To further complicate matters the gift and estate tax rules are related in the sense that gifts over a lifetime can lower your estate tax exclusion amount. So, while $3.5 million may sound like a large exclusion, you should consider that you may have large life insurance policies that would be paid upon death, you may own property here or elsewhere (a US resident’s world wide estate is taxed), you may have a considerable amount in pension or retirement plans, or perhaps your exclusion is limited as a result of previous gifts. Furthermore, you may at some point leave the US but still retain US property – which opens up another estate tax can of worms because non-residents do not get the $3.5 million exclusion.
Most US attorneys that specialize in estate tax matters can help you with such issues but you might want to ask whether the attorney is familiar with Qualified Domestic Order Trust (QDOT) provisions. Such trust provisions are one method of putting non-US citizen spouses on the same footing with respect to estate tax rules as US citizen spouses (however this has also been affected by the current uncertainty in the estate regulations since QDOT provisions have, in essence, been repealed as of 2010.
7. Education and retirement savings plans: In the United States there are a number of savings vehicles available to help you save for your children’s education or for retirement on a tax-preference basis. While these savings plans are very useful if your children will eventually attend university in the US or if you plan to retire in the US, the usefulness of such plans may be limited if you or your children establish residence abroad before you can tap these plans.
As an example, there are so-called “529 College Savings Plans” available, which allow money to be contributed on an after-tax basis but which do not tax investment growth or distributions if used for your children’s future education. The catch is that the money has to be used at an “accredited institution” otherwise you lose the tax advantages and may have to pay a penalty upon withdrawal. Almost all US institutions of higher learning are accredited but the number of non-US accredited institutions is limited.

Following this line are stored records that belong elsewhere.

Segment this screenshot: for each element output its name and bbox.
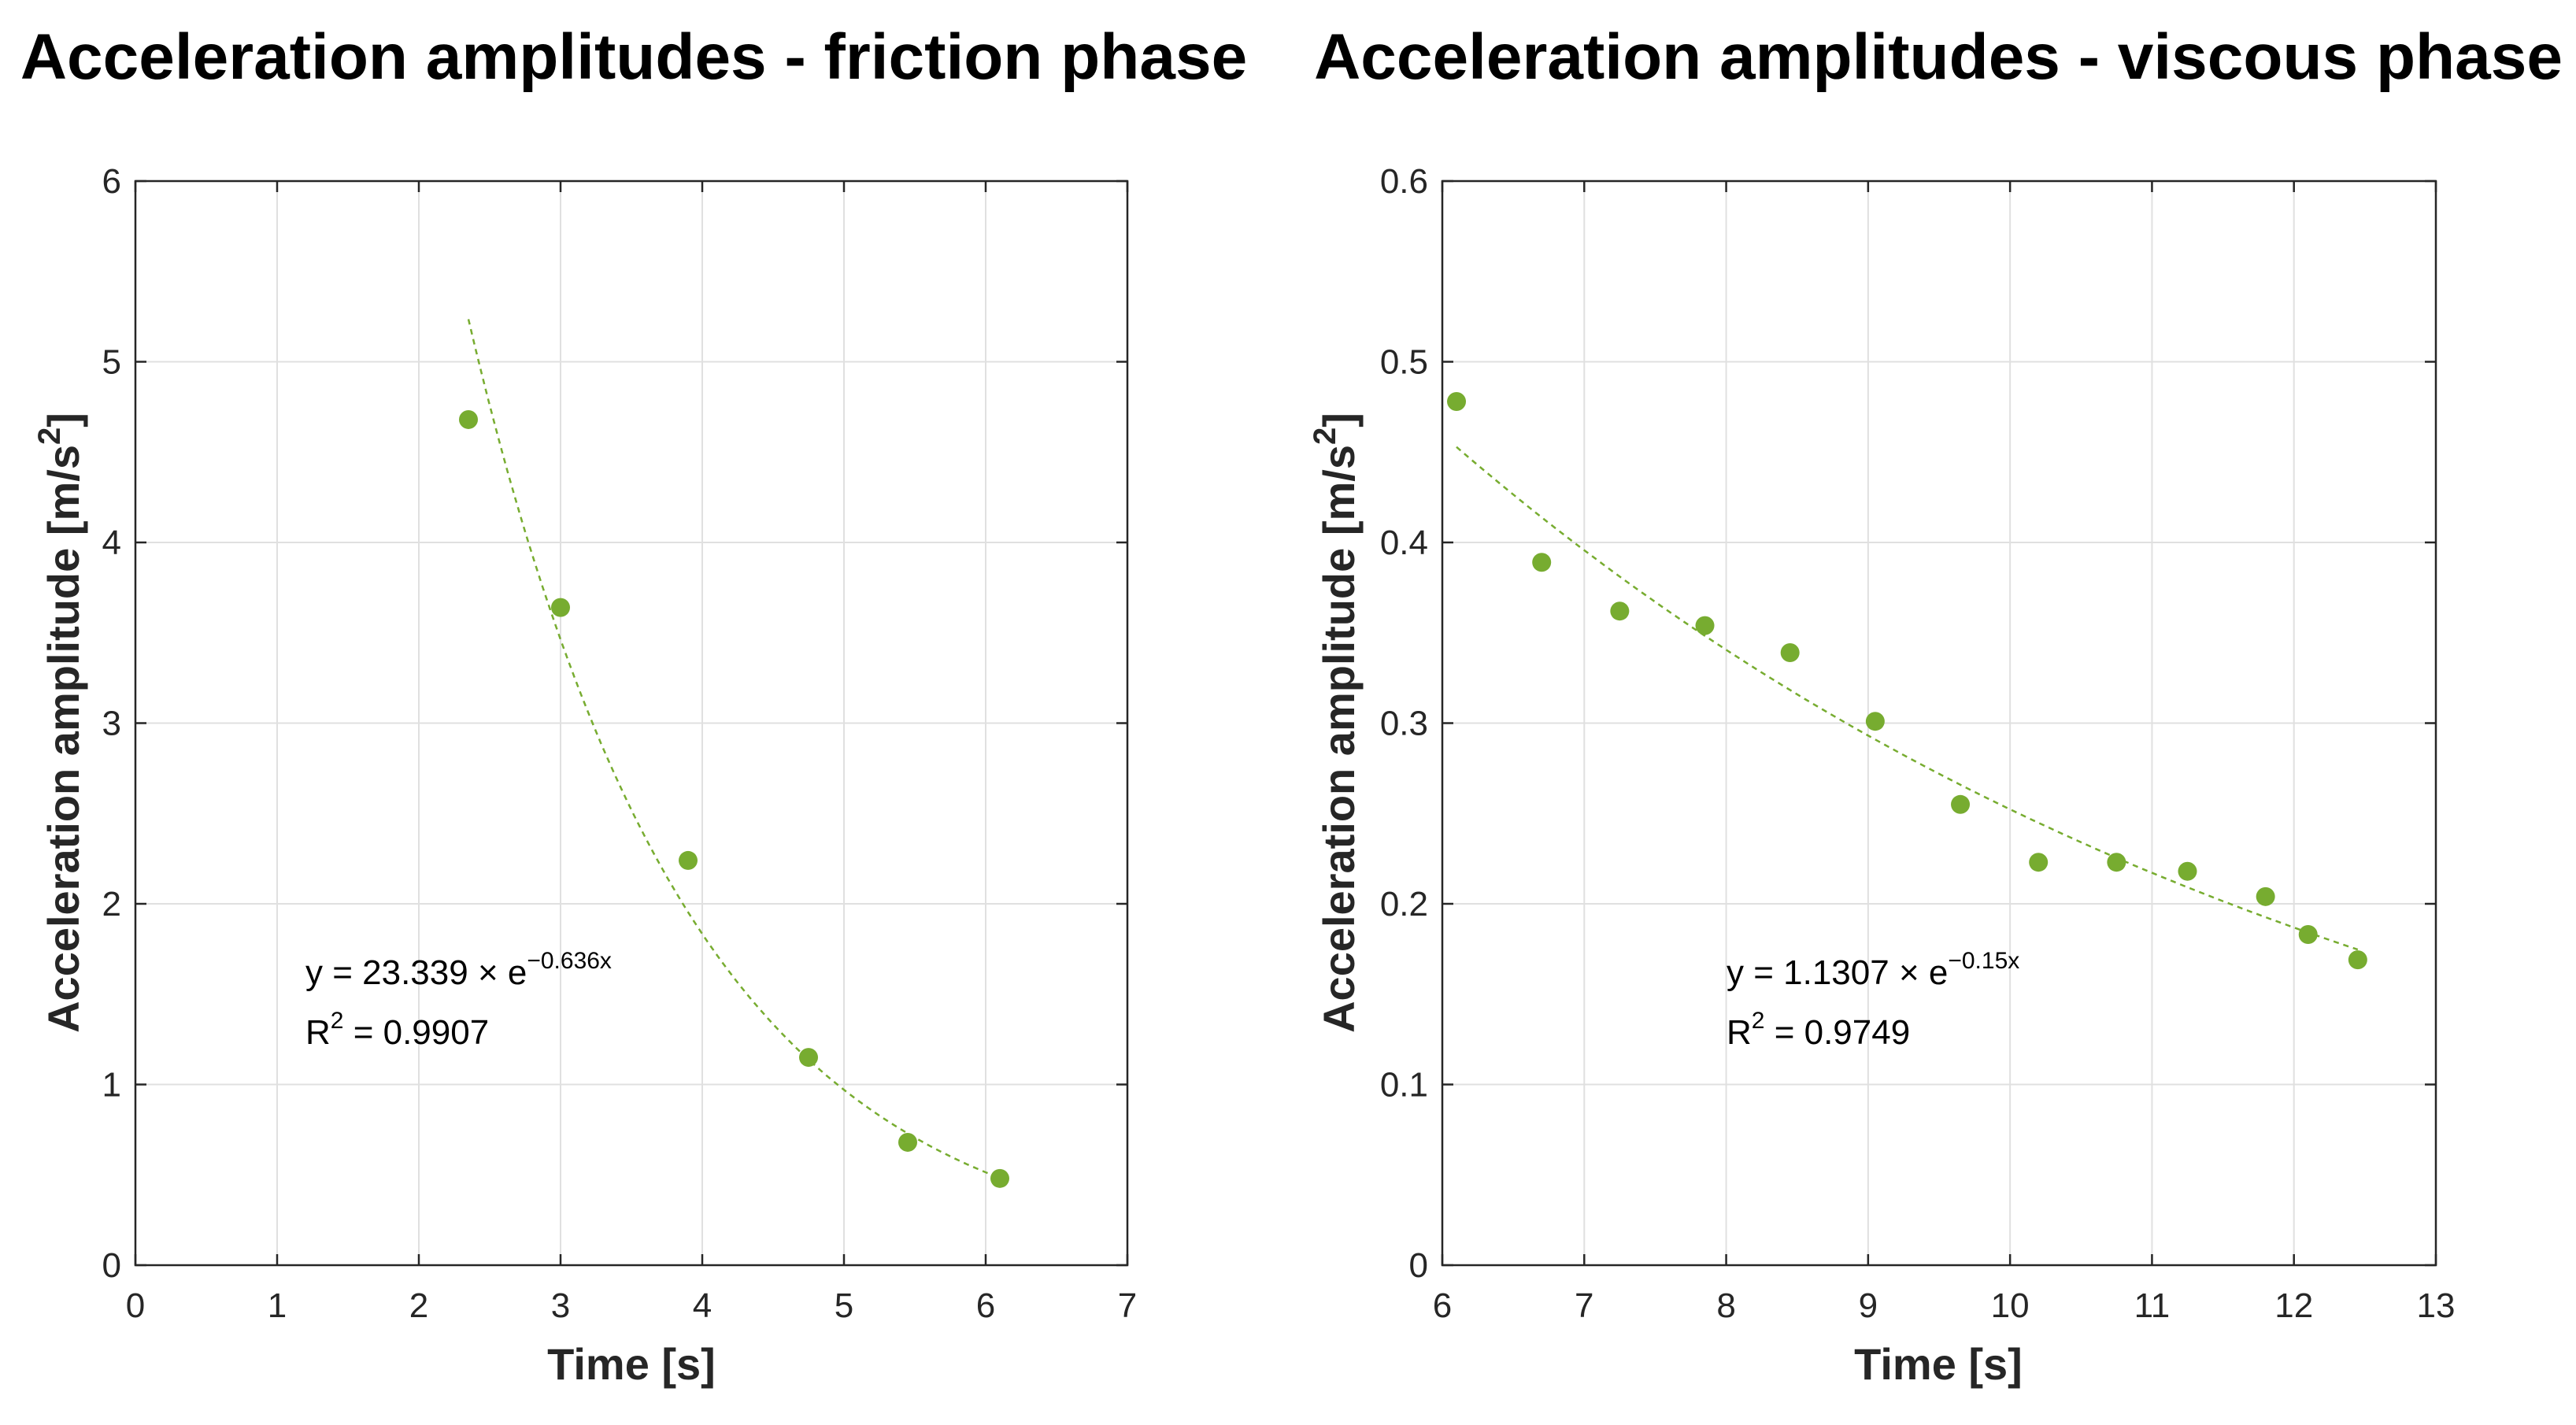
- y-tick-label: 0.6: [1380, 162, 1428, 201]
- fit-equation-exponent: −0.15x: [1948, 948, 2019, 974]
- data-points: [459, 409, 1009, 1188]
- data-point: [799, 1048, 818, 1068]
- fit-curve: [1456, 446, 2359, 951]
- chart-title: Acceleration amplitudes - viscous phase: [1314, 21, 2563, 93]
- data-point: [679, 850, 698, 870]
- r-squared-value: = 0.9907: [343, 1013, 489, 1052]
- x-tick-label: 13: [2417, 1286, 2456, 1325]
- data-point: [1780, 642, 1800, 662]
- data-point: [1532, 553, 1552, 572]
- x-tick-label: 9: [1859, 1286, 1878, 1325]
- data-point: [2298, 925, 2318, 945]
- y-axis-label-superscript: 2: [32, 428, 67, 445]
- x-tick-label: 3: [551, 1286, 570, 1325]
- x-tick-label: 1: [268, 1286, 287, 1325]
- data-point: [1610, 601, 1630, 621]
- x-tick-label: 7: [1118, 1286, 1137, 1325]
- y-axis-label: Acceleration amplitude [m/s2]: [32, 413, 88, 1033]
- x-tick-labels: 6 7 8 9 10 11 12 13: [1433, 1286, 2456, 1325]
- y-tick-label: 0.3: [1380, 705, 1428, 743]
- y-axis-label-main: Acceleration amplitude [m/s: [39, 445, 88, 1033]
- y-axis-label-superscript: 2: [1308, 428, 1342, 445]
- tick-marks: [134, 180, 1129, 1267]
- fit-equation: y = 23.339 × e−0.636x: [305, 948, 612, 992]
- fit-equation: y = 1.1307 × e−0.15x: [1727, 948, 2019, 992]
- x-tick-label: 0: [126, 1286, 145, 1325]
- data-point: [2178, 861, 2197, 881]
- data-point: [2107, 853, 2126, 872]
- y-tick-label: 1: [102, 1066, 121, 1105]
- y-tick-label: 3: [102, 705, 121, 743]
- r-squared-superscript: 2: [331, 1008, 344, 1034]
- tick-marks: [1441, 180, 2437, 1267]
- data-point: [459, 409, 478, 429]
- fit-equation-base: y = 23.339 × e: [305, 953, 527, 992]
- y-tick-label: 6: [102, 162, 121, 201]
- y-tick-label: 4: [102, 524, 121, 562]
- x-tick-label: 5: [835, 1286, 853, 1325]
- r-squared-value: = 0.9749: [1764, 1013, 1910, 1052]
- y-tick-label: 0.4: [1380, 524, 1428, 562]
- y-tick-labels: 0 0.1 0.2 0.3 0.4 0.5 0.6: [1380, 162, 1428, 1285]
- x-tick-label: 11: [2134, 1286, 2171, 1325]
- y-tick-label: 2: [102, 885, 121, 923]
- x-tick-label: 4: [693, 1286, 712, 1325]
- chart-friction-phase: Acceleration amplitudes - friction phase…: [20, 21, 1247, 1389]
- fit-equation-exponent: −0.636x: [527, 948, 612, 974]
- x-axis-label: Time [s]: [547, 1339, 716, 1389]
- chart-viscous-phase: Acceleration amplitudes - viscous phase …: [1308, 21, 2563, 1389]
- data-point: [1865, 712, 1885, 731]
- y-tick-labels: 0 1 2 3 4 5 6: [102, 162, 121, 1285]
- fit-r-squared: R2 = 0.9749: [1727, 1008, 1910, 1052]
- y-tick-label: 0: [1409, 1246, 1428, 1285]
- y-tick-label: 0: [102, 1246, 121, 1285]
- data-points: [1447, 391, 2367, 970]
- r-squared-symbol: R: [305, 1013, 331, 1052]
- data-point: [2348, 950, 2367, 970]
- x-tick-label: 6: [976, 1286, 995, 1325]
- gridlines: [1442, 180, 2437, 1266]
- data-point: [898, 1132, 917, 1152]
- r-squared-superscript: 2: [1752, 1008, 1765, 1034]
- y-tick-label: 0.2: [1380, 885, 1428, 923]
- x-tick-label: 10: [1991, 1286, 2030, 1325]
- x-tick-label: 12: [2274, 1286, 2313, 1325]
- x-tick-label: 2: [409, 1286, 428, 1325]
- y-axis-label-main: Acceleration amplitude [m/s: [1314, 445, 1364, 1033]
- x-axis-label: Time [s]: [1854, 1339, 2023, 1389]
- y-tick-label: 0.1: [1380, 1066, 1428, 1105]
- data-point: [1695, 616, 1715, 635]
- data-point: [1447, 391, 1467, 411]
- data-point: [1951, 794, 1971, 814]
- y-axis-label: Acceleration amplitude [m/s2]: [1308, 413, 1364, 1033]
- gridlines: [135, 180, 1128, 1266]
- data-point: [551, 598, 570, 617]
- y-tick-label: 5: [102, 343, 121, 382]
- fit-r-squared: R2 = 0.9907: [305, 1008, 489, 1052]
- x-tick-label: 7: [1575, 1286, 1593, 1325]
- fit-curve: [467, 319, 1001, 1179]
- r-squared-symbol: R: [1727, 1013, 1752, 1052]
- y-axis-label-end: ]: [39, 413, 88, 428]
- data-point: [2256, 886, 2275, 906]
- fit-equation-base: y = 1.1307 × e: [1727, 953, 1948, 992]
- x-tick-labels: 0 1 2 3 4 5 6 7: [126, 1286, 1137, 1325]
- y-tick-label: 0.5: [1380, 343, 1428, 382]
- y-axis-label-end: ]: [1314, 413, 1364, 428]
- chart-title: Acceleration amplitudes - friction phase: [20, 21, 1247, 93]
- data-point: [2029, 853, 2049, 872]
- x-tick-label: 6: [1433, 1286, 1452, 1325]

With respect to retirement savings plans, I have already mentioned the danger that your account might be at a financial institution that will not allow non-residents to hold accounts. So if you give up US residency you may have to move the account to another institution (not easy to do once you are no longer a US resident). At the same time, such accounts cannot be cashed out before a certain age without tax penalty, and cannot be moved to non-US accounts.
This is not to say that you shouldn’t participate in US retirement plans that allow considerable tax benefits. Especially since, if you withdraw the money from your retirement accounts after you leave the US, you might reap further tax benefits as a result of the fact that you might be in a very low US tax bracket – or perhaps not even subject to US tax as a result of tax treaty benefits.
Space has only allowed me to summarize and touch upon many of the issues that non-US citizens face when moving to or living in the United States. The important takeaway from this article is that taking the time to plan around these issues can save you a considerable amount of anguish in the future. Experts are available to help you but it is important to consult with specialists, as expatriate matters are outside the knowledge base of most US tax, legal, and investment professionals.